Lectures bibliques : Lv 19, 1-2. 17-18 (volonté de Dieu) ; 1 Co 3, 16-23 ; Mt 5, 38-48 (voir les textes en bas de cette page)
Thématique : aimez même ceux qui vous traitent en ennemis
Méditation de Pascal Lefebvre (inspirée par Elian Cuvillier) - Bordeaux, le 19/02/23
Pour l’évangéliste Matthieu, Jésus est celui en qui les Écritures (La Loi et les Prophètes) trouvent leur accomplissement.
Il est venu donner à la Loi son véritable sens.
La loi est présentée par le Christ comme une loi d’amour, qui nous appelle au dépassement de soi, puisqu’il s’agit de dépasser les comportements habituels fondés sur la réciprocité ou le « donnant-donnant ».
Pour Jésus, les croyants sont appelés à se laisser inspirer par Dieu, pour agir comme Lui, puisque le Père céleste est plein de compassion, puisqu’il fait lever son soleil sur les bons et les mauvais et pleuvoir sur tous, qu’ils soient justes ou injustes.

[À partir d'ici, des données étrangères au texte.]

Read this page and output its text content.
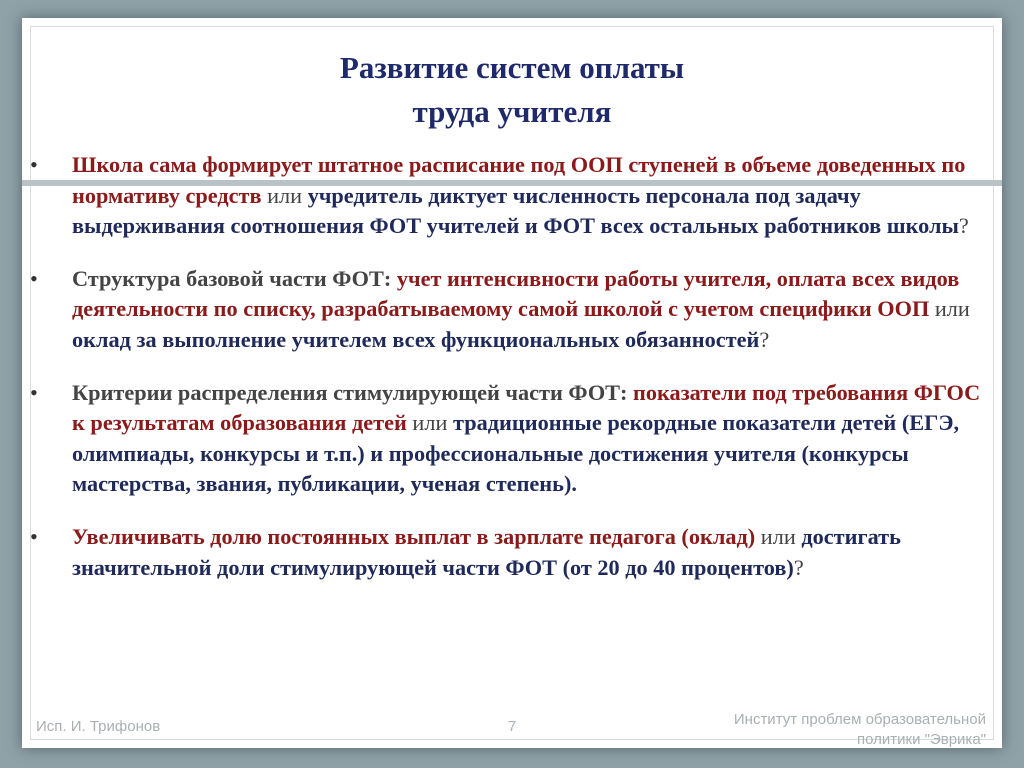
Развитие систем оплаты
труда учителя
• Школа сама формирует штатное расписание под ООП ступеней в объеме доведенных по нормативу средств или учредитель диктует численность персонала под задачу выдерживания соотношения ФОТ учителей и ФОТ всех остальных работников школы?
• Структура базовой части ФОТ: учет интенсивности работы учителя, оплата всех видов деятельности по списку, разрабатываемому самой школой с учетом специфики ООП или оклад за выполнение учителем всех функциональных обязанностей?
• Критерии распределения стимулирующей части ФОТ: показатели под требования ФГОС к результатам образования детей или традиционные рекордные показатели детей (ЕГЭ, олимпиады, конкурсы и т.п.) и профессиональные достижения учителя (конкурсы мастерства, звания, публикации, ученая степень).
• Увеличивать долю постоянных выплат в зарплате педагога (оклад) или достигать значительной доли стимулирующей части ФОТ (от 20 до 40 процентов)?
Исп. И. Трифонов	7	Институт проблем образовательной
политики "Эврика"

Dieu agit sans considérer nos mérites, nos qualités ou nos erreurs. Pouvons-nous en faire de même avec les autres ?
Dans son sermon, Jésus appelle ses auditeurs à refléter la même bonté, la même compassion et la même générosité que celles du Père céleste.
L’accomplissement de la loi implique le dépassement des relations de miroir, pour prendre l’initiative du bien, et agir avec audace.
L’audace, c’est de ne pas juger… c’est de sortir des relations comptables…. pour essayer de faire le bien, quoi qu’il arrive, quoi qu’il ait pu se passer. C’est expérimenter l’amour inconditionnel.
En d’autres termes, Jésus nous invite à agir de façon extraordinaire… car rendre seulement la pareille, s’inscrire dans le donnant-donnant, c’est habituel : tout le monde le fait ! Ça n’a rien d’un comportement évangélique. Ça n’a rien d’exceptionnel !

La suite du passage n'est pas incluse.